Inventando Corpus | Ana Amélia Genioli

A obra da artista Ana Amélia Genioli tem sido marcada pela sutileza e pela percepção de modos particulares de ver/sentir experiências da vida. Em diferentes momentos, Ana transformou em arte punhados de terra, mensagens de amigos, o luto,  imagens de cidades e pessoas sobrepostas. O seu desafio é dar materialidade a mapeamentos emocionais.

Desta vez, em Inventando Corpus, a criação tem como ponto de partida linhas desenhadas em folhas de papel. Mas nada é o que parece.


O filósofo tcheco Vilém Flusser costumava dizer que as linhas são discursos de pontos e que cada ponto é um símbolo de algo que existe. Por isso entendia que as linhas representavam o mundo ao projetá-lo sucessivamente.


Esta exposição poderia ser o exemplo ideal para a sua hipótese. A matéria-prima parece a linha mas, de fato, são os deslocamentos e representações.  Seriam estes discursos de mundos simbólicos?
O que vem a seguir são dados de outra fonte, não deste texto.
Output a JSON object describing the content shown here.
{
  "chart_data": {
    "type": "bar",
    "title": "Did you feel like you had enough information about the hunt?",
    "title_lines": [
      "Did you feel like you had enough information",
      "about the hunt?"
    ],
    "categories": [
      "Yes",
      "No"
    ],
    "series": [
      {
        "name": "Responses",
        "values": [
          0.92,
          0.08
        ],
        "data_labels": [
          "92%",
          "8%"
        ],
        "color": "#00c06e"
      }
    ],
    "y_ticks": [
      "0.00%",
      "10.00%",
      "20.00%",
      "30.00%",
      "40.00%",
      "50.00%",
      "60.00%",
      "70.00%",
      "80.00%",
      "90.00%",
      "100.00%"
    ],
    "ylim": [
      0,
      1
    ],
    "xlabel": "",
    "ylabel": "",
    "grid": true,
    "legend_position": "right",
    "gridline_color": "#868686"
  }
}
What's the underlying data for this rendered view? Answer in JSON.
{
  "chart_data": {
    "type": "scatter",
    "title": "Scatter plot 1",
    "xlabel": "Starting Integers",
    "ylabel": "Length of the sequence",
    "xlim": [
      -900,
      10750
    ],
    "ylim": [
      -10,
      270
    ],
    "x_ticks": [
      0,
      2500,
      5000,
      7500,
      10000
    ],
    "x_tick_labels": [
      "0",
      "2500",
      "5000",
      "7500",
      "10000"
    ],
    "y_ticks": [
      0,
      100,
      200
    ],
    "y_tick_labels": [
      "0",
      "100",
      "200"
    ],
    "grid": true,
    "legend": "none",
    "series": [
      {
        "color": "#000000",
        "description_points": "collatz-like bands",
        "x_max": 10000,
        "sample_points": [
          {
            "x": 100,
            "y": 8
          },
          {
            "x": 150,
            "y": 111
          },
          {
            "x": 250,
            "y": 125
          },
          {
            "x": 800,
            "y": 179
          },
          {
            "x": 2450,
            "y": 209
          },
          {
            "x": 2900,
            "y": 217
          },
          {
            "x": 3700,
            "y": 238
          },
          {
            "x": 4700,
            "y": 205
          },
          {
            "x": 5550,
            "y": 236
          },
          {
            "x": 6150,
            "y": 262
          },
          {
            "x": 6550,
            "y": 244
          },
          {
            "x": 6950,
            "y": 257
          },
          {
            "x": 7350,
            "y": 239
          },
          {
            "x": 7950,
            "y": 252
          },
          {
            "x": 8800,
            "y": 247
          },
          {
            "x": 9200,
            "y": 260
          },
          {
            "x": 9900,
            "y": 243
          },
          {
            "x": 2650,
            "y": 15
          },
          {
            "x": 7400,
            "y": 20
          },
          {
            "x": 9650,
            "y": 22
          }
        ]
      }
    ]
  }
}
Ana trilha caminhos de indicialidades que fazem  do observador um cúmplice do processo de criação, sugerindo ainda outras indagações e enigmas:

Em que medida a imagem fragmentada de um corpo ativa uma certa imunidade a toda e qualquer noção de completude e inteireza? 
Quem desenha a linha: a mão ou o olho?
O que acontece quando o espaço e o tempo se transformam em experiências de descontinuidade?

Nas paisagens inventadas, o fragmento não limita ou amputa, mas aponta reentradas. A imagem que se vê exige um exercício de imaginação para que seja possível criar nexos de sentido entre a linha, os lugares fotografados e os corpos. A linha constrói a imagem mas não permanece como traço estável paralisada residualmente a partir do gesto da artista.  

Usando a técnica do frottage, os desenhos migram pela folha de papel, escorrem para outra folha e finalmente pela parede criando uma cartografia de percepções. A dinâmica dessas migrações indica que o gesto não se completa no vestígio do movimento sobre a folha ou no enquadramento da imagem de algum lugar. Ao invés disso, cria espacialidades sem se aprisionar. 

Não há identidades claras, nem pontos de partida ou de chegada.  
Ao final, conclui-se que é justamente o gesto que não se vê que se apresenta como  momento poético do pensamento e nos resgata dos nossos lugares comuns.

Christine Greiner
Professora do Departamento de Linguagens do Corpo da PUC SP nos cursos de Comunicação das Artes do Corpo e no Programa de Estudos Pós-graduados em Comunicação e Semiótica.